Indeed, the Israeli election just days before the midterm elections in the US will also have an impact on American policy in the region. Netanyahu, Israel’s longest-serving prime minister, is expected to re-enter office in the coming weeks, heading a far-right government that has already raised concern in Washington.
“Netanyahu will have to reign in the extremist elements in his new government,” said Gilboa. “Democratic administrations usually do not get along with right-wing Israeli governments.”
In a previous term, when Netanyahu faced President Obama, there was a series of confrontations between the two that led to a souring of the personal relationship. According to Gilboa, Netanyahu “ruined” the relationship between him and the Democratic Party. The lowest point was in 2015 when Netanyahu addressed Congress on the subject of the Iranian nuclear deal after receiving an invitation from Republicans, essentially circumventing the American president and breaching protocol.
“Israel needs to do everything in its power to maintain the strategic partnership with the U.S.,” said Har-Zvi. “In the end, the Americans will judge the Netanyahu government based on its actions.”
A government with extreme elements will be a test for Netanyahu and for U.S.-Israeli relations. The two could be on a collision course regarding the conflict with the Palestinians, the Iranian nuclear agreement, and other sticking points.
“Netanyahu will be between a rock and a hard place,” said Gilboa. “A lot of things can go wrong. He is supposed to be aware of this.”
Biden now leads a Democratic Party whose support for Israel is not as steadfast as in the past.
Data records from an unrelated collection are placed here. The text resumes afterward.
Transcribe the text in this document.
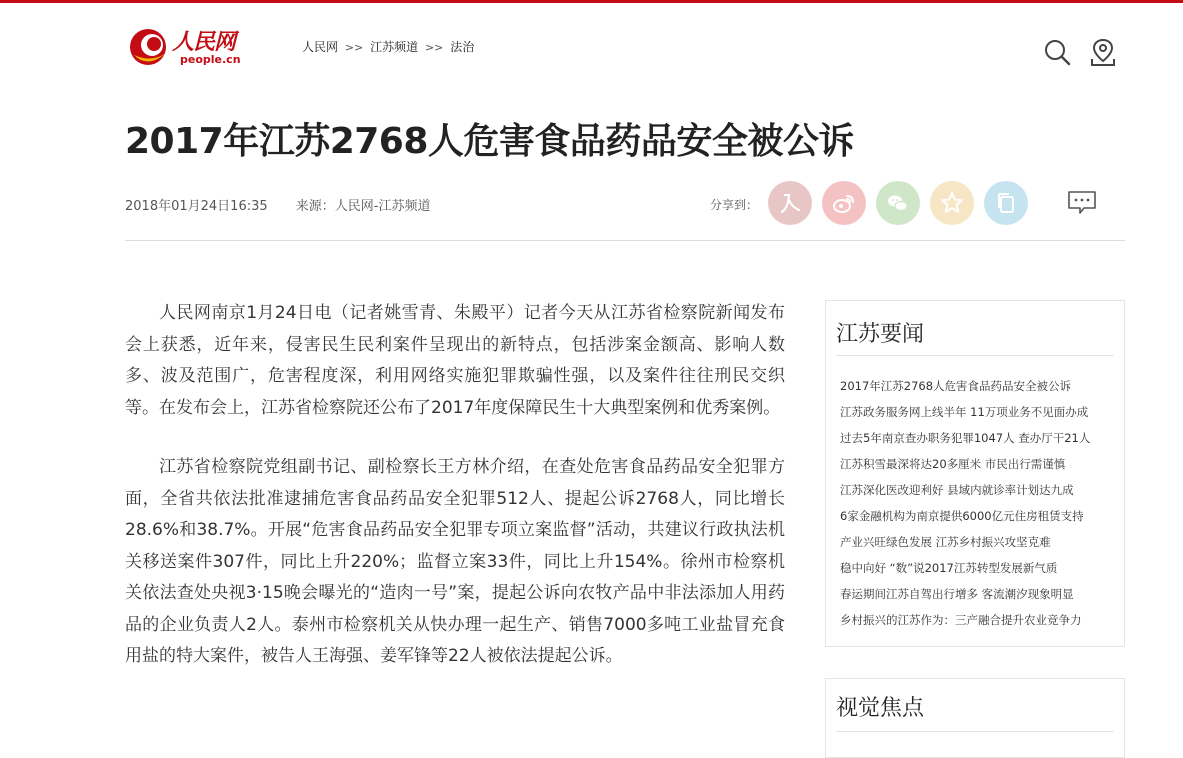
人民网
people.cn
人民网 >> 江苏频道 >> 法治
2017年江苏2768人危害食品药品安全被公诉
2018年01月24日16:35 来源：人民网-江苏频道	分享到：

人民网南京1月24日电（记者姚雪青、朱殿平）记者今天从江苏省检察院新闻发布会上获悉，近年来，侵害民生民利案件呈现出的新特点，包括涉案金额高、影响人数多、波及范围广，危害程度深，利用网络实施犯罪欺骗性强，以及案件往往刑民交织等。在发布会上，江苏省检察院还公布了2017年度保障民生十大典型案例和优秀案例。

江苏省检察院党组副书记、副检察长王方林介绍，在查处危害食品药品安全犯罪方面，全省共依法批准逮捕危害食品药品安全犯罪512人、提起公诉2768人，同比增长28.6%和38.7%。开展“危害食品药品安全犯罪专项立案监督”活动，共建议行政执法机关移送案件307件，同比上升220%；监督立案33件，同比上升154%。徐州市检察机关依法查处央视3·15晚会曝光的“造肉一号”案，提起公诉向农牧产品中非法添加人用药品的企业负责人2人。泰州市检察机关从快办理一起生产、销售7000多吨工业盐冒充食用盐的特大案件，被告人王海强、姜军锋等22人被依法提起公诉。

江苏要闻
2017年江苏2768人危害食品药品安全被公诉
江苏政务服务网上线半年 11万项业务不见面办成
过去5年南京查办职务犯罪1047人 查办厅干21人
江苏积雪最深将达20多厘米 市民出行需谨慎
江苏深化医改迎利好 县域内就诊率计划达九成
6家金融机构为南京提供6000亿元住房租赁支持
产业兴旺绿色发展 江苏乡村振兴攻坚克难
稳中向好 “数”说2017江苏转型发展新气质
春运期间江苏自驾出行增多 客流潮汐现象明显
乡村振兴的江苏作为：三产融合提升农业竞争力
视觉焦点
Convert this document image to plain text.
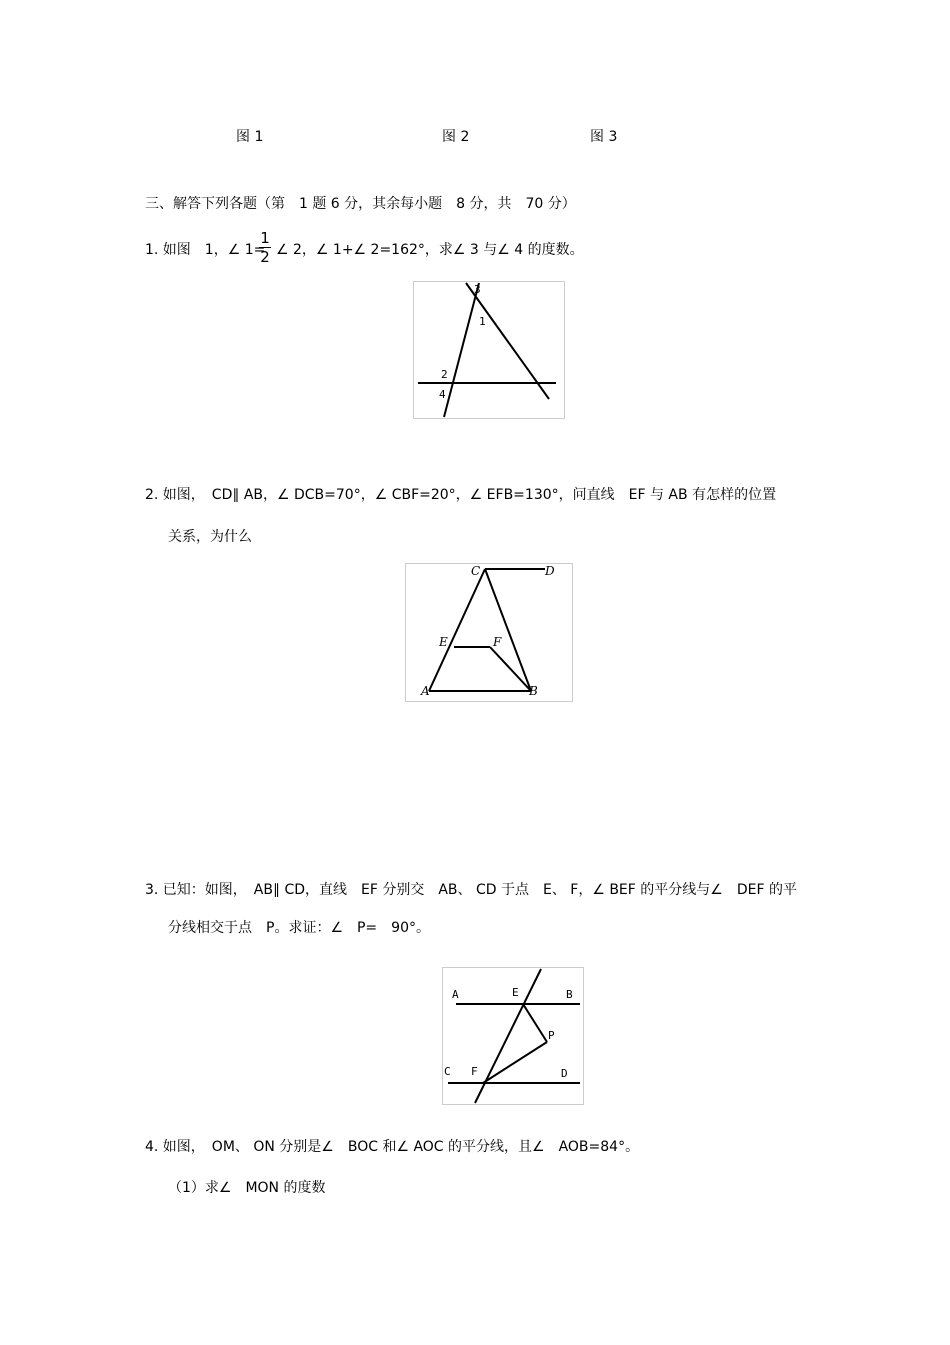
图 1	图 2	图 3
三、解答下列各题（第　1 题 6 分，其余每小题　8 分，共　70 分）
1. 如图　1，∠ 1=
1
2 ∠ 2，∠ 1+∠ 2=162°，求∠ 3 与∠ 4 的度数。
3
1
2
4
2. 如图，　CD∥ AB，∠ DCB=70°，∠ CBF=20°，∠ EFB=130°，问直线　EF 与 AB 有怎样的位置
关系，为什么
C	D
E	F
A	B
3. 已知：如图，　AB∥ CD，直线　EF 分别交　AB、 CD 于点　E、 F，∠ BEF 的平分线与∠　DEF 的平
分线相交于点　P。求证：∠　P=　90°。
A	E	B
P
C F	D
4. 如图，　OM、 ON 分别是∠　BOC 和∠ AOC 的平分线，且∠　AOB=84°。
（1）求∠　MON 的度数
“The Israeli government will need to see how it highlights its democratic values in order to not alienate younger Democrats who display less support for Israel,” said Har-Zvi.
American willingness to stand up for Israel in international forums could be depressed if there is increasing friction.
The Biden Administration faces huge challenges in the international arena, the least of them in the Middle East. Therefore, it will likely not rock the boat in order to be able to focus elsewhere.